Research Webzine of the KAIST College of Engineering since 2014

Spring 2025 Vol. 24
Design

Improving speech intelligibility with Privacy-Preserving Augmented Reality

July 27, 2023   hit 161

Improving speech intelligibility with Privacy-Preserving Augmented Reality

 

A Privacy-Preserving AR system can augment a speaker’s speech with real-life subtitles to overcome the loss of contextual cues caused by mask-wearing and social distancing during the COVID-19 pandemic.

 

Article | Spring 2022

 

 

Degraded speech intelligibility induces face-to-face conversation participants to speak more loudly and distinctively, exposing the content to potential eavesdroppers. Similarly, face masks deteriorate speech intelligibility, especially during the COVID-19 crisis. Augmented Reality (AR) can serve as an effective tool to visualise people’s conversations and promote speech intelligibility; this is known as speech augmentation. However, visualised conversations without proper privacy management can expose AR users to privacy risks.

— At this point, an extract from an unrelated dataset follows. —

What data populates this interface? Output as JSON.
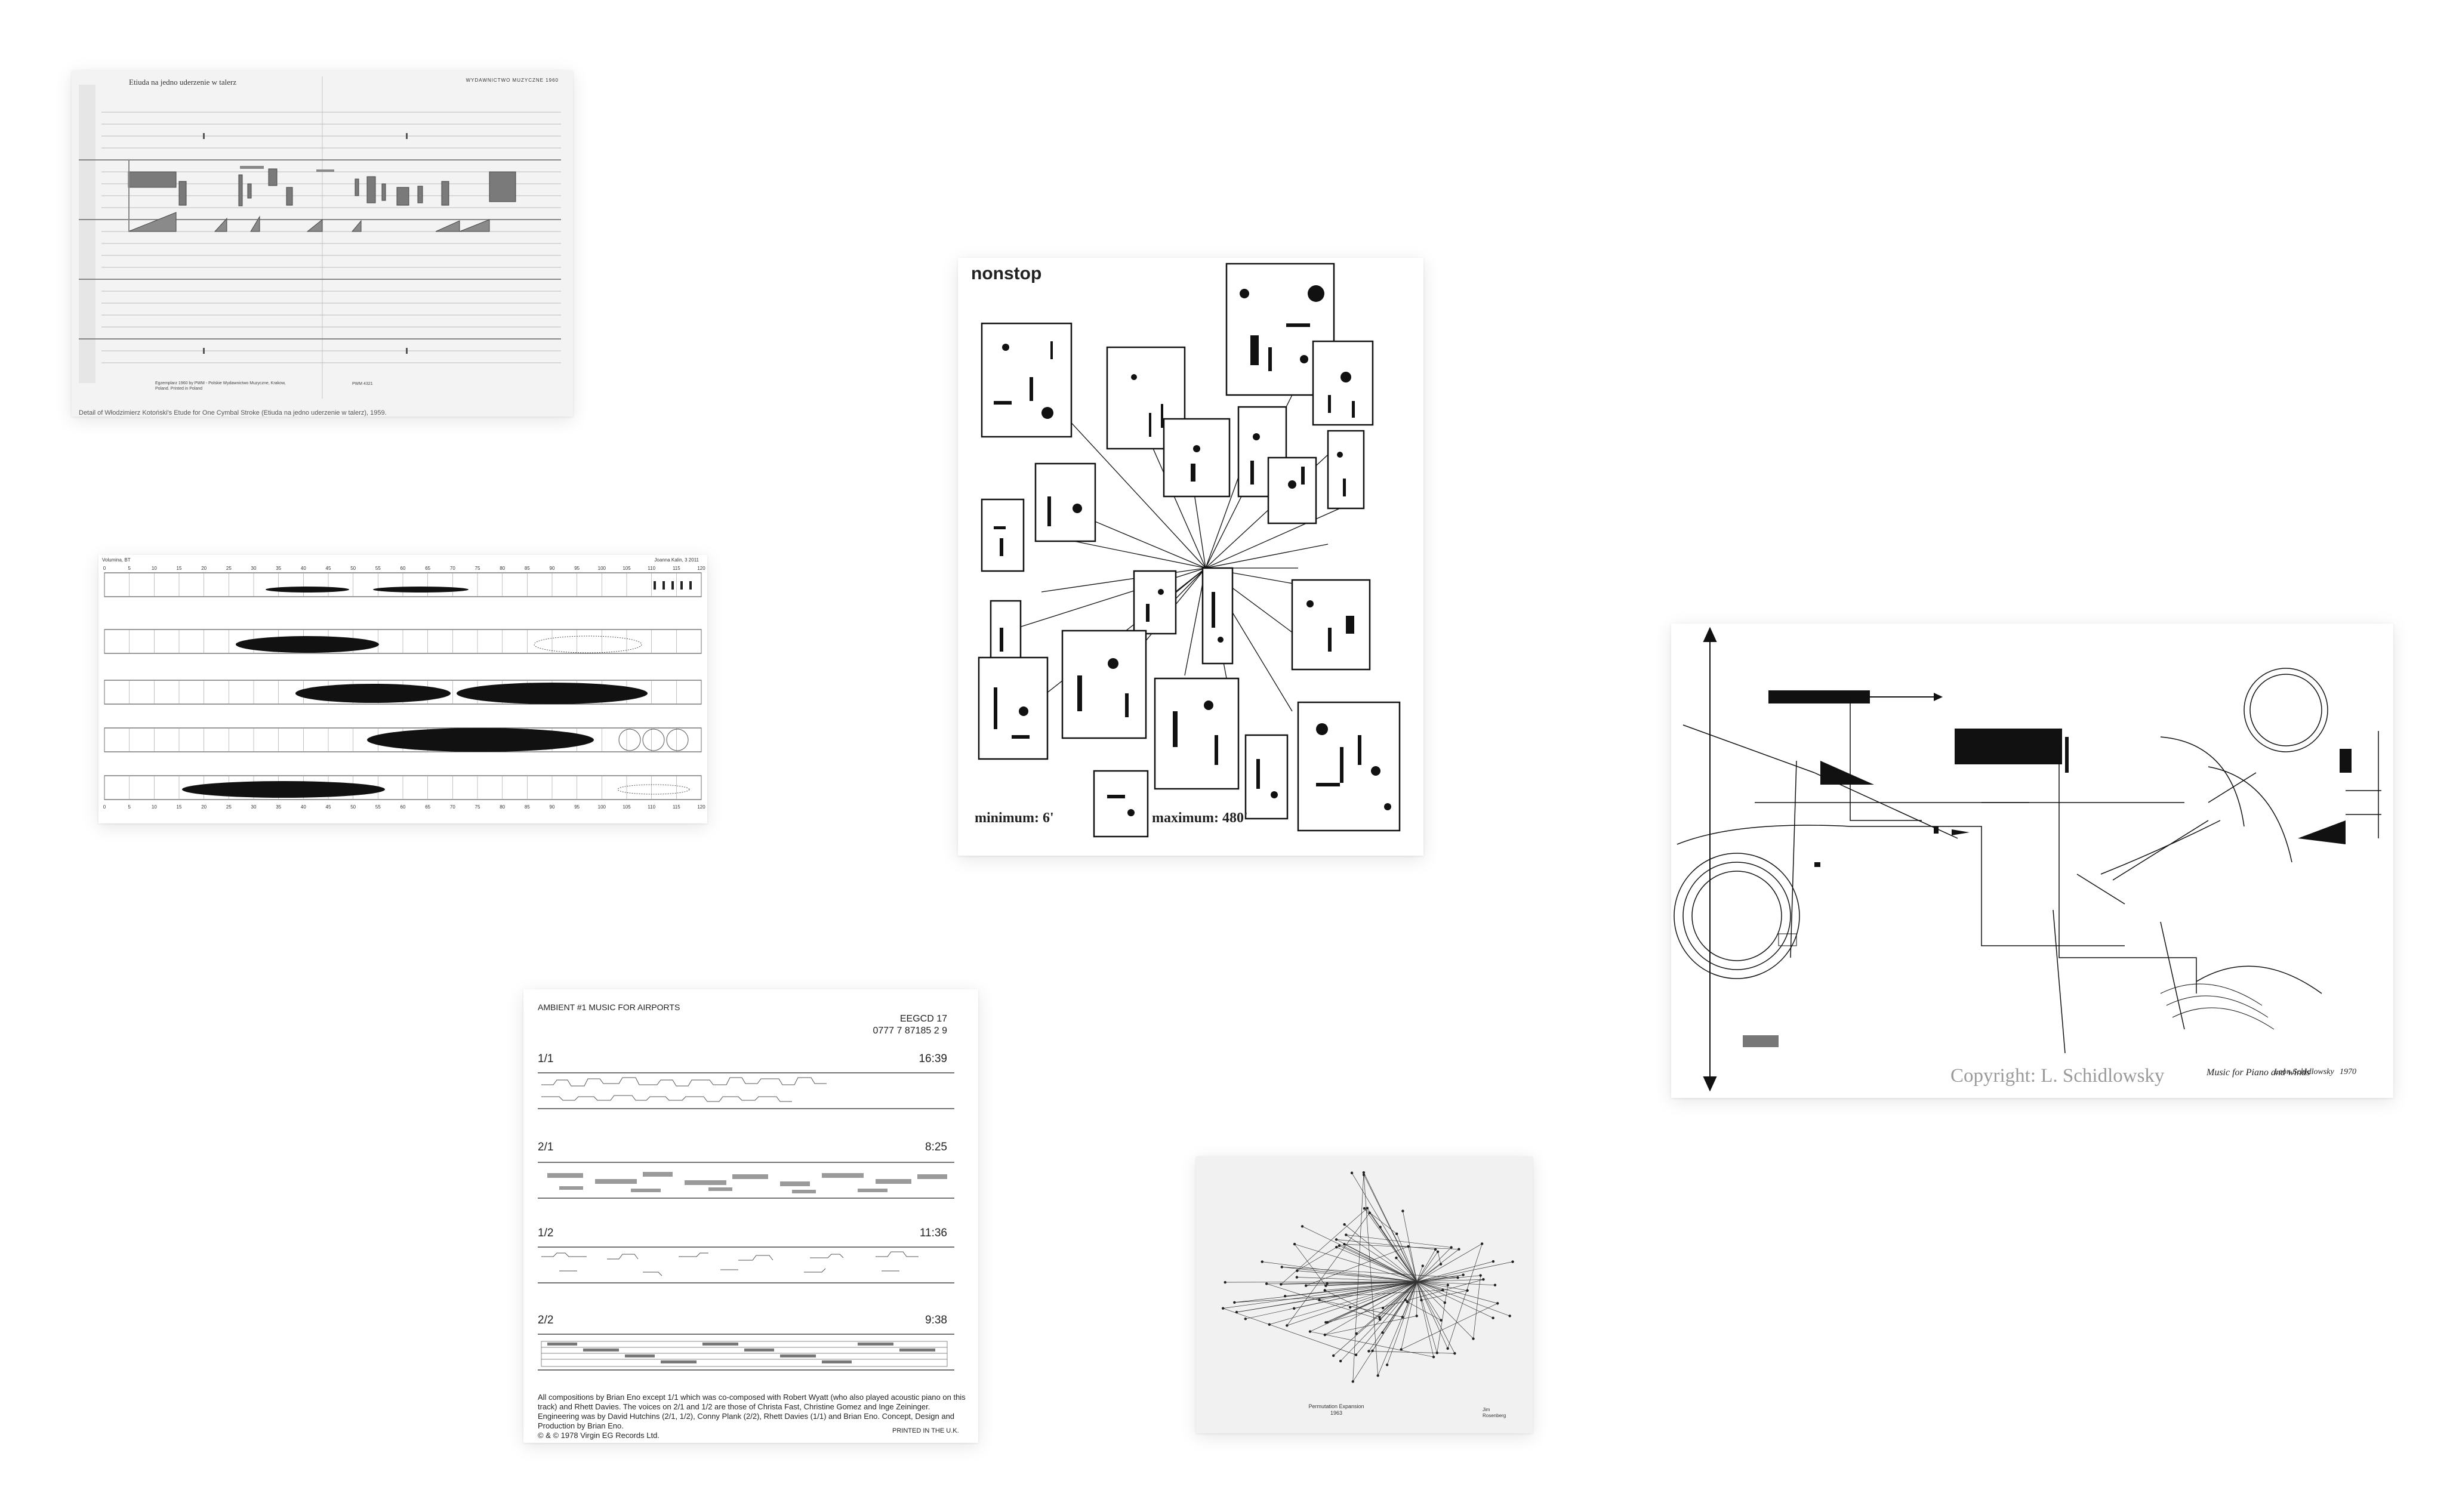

An international research team of Prof. Lik-Hang LEE in the Department of Industrial and Systems Engineering at KAIST and Prof. Pan HUI in Computational Media and Arts at Hong Kong University of Science and Technology employed a conversation-oriented Contextual Integrity (CI) principle to develop a privacy-preserving AR framework for speech augmentation. At its core, the framework, named Theophany, establishes ad-hoc social networks between relevant conversation participants, allowing them to exchange contextual information and improving speech intelligibility in real-time.

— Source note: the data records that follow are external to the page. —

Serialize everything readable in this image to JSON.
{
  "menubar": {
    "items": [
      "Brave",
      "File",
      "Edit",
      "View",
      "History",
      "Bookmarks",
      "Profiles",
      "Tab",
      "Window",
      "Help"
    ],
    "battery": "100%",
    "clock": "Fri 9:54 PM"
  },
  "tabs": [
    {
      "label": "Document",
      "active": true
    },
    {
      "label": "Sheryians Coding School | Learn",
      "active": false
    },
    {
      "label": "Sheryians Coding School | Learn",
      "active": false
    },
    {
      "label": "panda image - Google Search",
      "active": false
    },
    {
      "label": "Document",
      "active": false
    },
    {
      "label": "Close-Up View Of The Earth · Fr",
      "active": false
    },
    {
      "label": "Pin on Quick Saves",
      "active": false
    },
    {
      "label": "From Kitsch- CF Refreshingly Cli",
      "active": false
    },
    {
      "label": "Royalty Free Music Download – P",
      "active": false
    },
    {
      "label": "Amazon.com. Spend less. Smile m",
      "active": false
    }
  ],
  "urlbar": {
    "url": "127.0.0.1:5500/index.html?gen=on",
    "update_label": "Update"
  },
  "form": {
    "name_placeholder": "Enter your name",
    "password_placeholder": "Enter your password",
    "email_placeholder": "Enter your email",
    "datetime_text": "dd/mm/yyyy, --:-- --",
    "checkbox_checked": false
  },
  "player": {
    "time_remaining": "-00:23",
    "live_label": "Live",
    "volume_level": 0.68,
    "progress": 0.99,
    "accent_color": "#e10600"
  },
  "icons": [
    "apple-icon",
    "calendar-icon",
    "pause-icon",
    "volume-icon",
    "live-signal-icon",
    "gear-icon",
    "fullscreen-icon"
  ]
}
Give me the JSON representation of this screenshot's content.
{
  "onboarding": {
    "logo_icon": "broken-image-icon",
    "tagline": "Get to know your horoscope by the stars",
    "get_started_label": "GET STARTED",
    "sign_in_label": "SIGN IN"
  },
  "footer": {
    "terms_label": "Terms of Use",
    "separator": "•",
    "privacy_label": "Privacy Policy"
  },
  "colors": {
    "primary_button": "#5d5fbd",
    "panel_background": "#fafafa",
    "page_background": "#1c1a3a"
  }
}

Figure 1: Real-life subtitle application with AR headsets.

 

 

Theophany has been implemented as a real-life subtitle application in AR to improve speech intelligibility in daily conversations (Figure 1). This implementation leverages a multi-modal channel, including eye-tracking, camera, and audio. Theophany transforms user speech into text and determines intended recipients through gaze detection. The CI Enforcer module evaluates sentence sensitivity. If the sensitivity meets the speaker’s privacy threshold, the sentence is transmitted to the appropriate recipients (Figure 2).

Figure 2: Multi-modal Contextual Integrity Channel.

 

 

Based on the theory of Contextual Integrity (CI), parameters of privacy perception are designed for privacy-preserving face-to-face conversations; these parameters include topic, location, and participants. Accordingly, the operation of Theophany depends on the topic and session. Figure 3 demonstrates several illustrative conversation sessions: (a) topic is not sensitive and transmitted to everybody in user’s gaze; (b) topic is work-sensitive and only transmitted to coworker; and (c) topic is sensitive and only transmitted to friend in user’s gaze; (d) a new friend entering the user’s gaze gets only textual transcription once a new session (topic) starts; or (e) topic is highly sensitive, and nobody gets the textual transcription.

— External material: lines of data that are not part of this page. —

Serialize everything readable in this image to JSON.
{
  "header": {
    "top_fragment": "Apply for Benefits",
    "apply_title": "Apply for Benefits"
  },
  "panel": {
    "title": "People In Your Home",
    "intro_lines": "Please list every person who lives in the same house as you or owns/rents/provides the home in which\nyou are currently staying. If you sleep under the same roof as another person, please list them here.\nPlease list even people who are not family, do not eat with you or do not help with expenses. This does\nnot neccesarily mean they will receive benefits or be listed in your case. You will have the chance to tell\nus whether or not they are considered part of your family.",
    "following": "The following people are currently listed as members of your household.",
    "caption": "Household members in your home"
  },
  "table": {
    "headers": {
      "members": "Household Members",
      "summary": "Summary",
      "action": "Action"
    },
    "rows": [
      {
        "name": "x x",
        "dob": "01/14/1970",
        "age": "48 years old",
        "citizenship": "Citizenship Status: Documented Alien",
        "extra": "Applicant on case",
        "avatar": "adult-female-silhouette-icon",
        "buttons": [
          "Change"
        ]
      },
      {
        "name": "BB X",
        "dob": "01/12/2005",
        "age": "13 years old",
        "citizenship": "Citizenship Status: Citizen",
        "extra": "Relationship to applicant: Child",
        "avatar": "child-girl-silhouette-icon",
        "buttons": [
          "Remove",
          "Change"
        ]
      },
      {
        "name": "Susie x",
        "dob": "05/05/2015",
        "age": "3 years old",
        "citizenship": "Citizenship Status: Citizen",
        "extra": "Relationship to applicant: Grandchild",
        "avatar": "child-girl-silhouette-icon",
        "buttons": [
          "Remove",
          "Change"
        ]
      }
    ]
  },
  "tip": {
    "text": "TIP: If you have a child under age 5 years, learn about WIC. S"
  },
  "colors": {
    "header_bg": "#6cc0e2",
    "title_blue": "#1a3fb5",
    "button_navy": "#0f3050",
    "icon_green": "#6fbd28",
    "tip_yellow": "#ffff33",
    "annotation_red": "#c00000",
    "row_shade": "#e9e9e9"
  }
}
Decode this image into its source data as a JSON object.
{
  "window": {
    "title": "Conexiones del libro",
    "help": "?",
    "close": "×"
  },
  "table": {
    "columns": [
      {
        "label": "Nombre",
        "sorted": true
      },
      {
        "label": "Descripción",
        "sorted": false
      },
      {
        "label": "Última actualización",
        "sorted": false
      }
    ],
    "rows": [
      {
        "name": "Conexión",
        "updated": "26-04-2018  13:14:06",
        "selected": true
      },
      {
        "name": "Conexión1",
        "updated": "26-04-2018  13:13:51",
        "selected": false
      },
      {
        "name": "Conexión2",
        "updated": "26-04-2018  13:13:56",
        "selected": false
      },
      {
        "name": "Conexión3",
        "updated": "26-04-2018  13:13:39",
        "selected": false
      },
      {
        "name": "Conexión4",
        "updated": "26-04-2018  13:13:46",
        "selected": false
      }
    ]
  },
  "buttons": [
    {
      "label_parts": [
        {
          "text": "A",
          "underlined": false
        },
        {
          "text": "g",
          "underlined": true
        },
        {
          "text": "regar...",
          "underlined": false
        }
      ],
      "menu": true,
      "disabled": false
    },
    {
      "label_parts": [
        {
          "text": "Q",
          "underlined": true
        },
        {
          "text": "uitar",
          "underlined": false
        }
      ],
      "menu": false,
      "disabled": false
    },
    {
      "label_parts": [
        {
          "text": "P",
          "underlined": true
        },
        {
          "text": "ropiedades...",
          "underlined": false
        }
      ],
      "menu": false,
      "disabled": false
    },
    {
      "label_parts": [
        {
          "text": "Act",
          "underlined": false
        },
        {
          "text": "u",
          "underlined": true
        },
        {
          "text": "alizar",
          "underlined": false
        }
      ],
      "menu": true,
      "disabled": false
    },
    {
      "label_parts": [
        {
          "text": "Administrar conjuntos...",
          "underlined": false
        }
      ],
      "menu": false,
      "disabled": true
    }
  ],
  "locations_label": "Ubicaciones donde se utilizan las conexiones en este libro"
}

Figure 3: Speech Augmentation in five illustrative sessions.

 

 

Theophany within a prototypical AR system augments the speaker’s speech with real-life subtitles to overcome the loss of contextual cues caused by mask-wearing and social distancing during the COVID-19 pandemic. This research was published in ACM Multimedia under the title of `Theophany: Multi-modal Speech Augmentation in Instantaneous Privacy Channels’ (DOI: 10.1145/3474085.3475507), and was selected as a best paper award candidate (Top 5). Note that the first author is an alumnus of the Industrial and Systems Engineering Department at KAIST.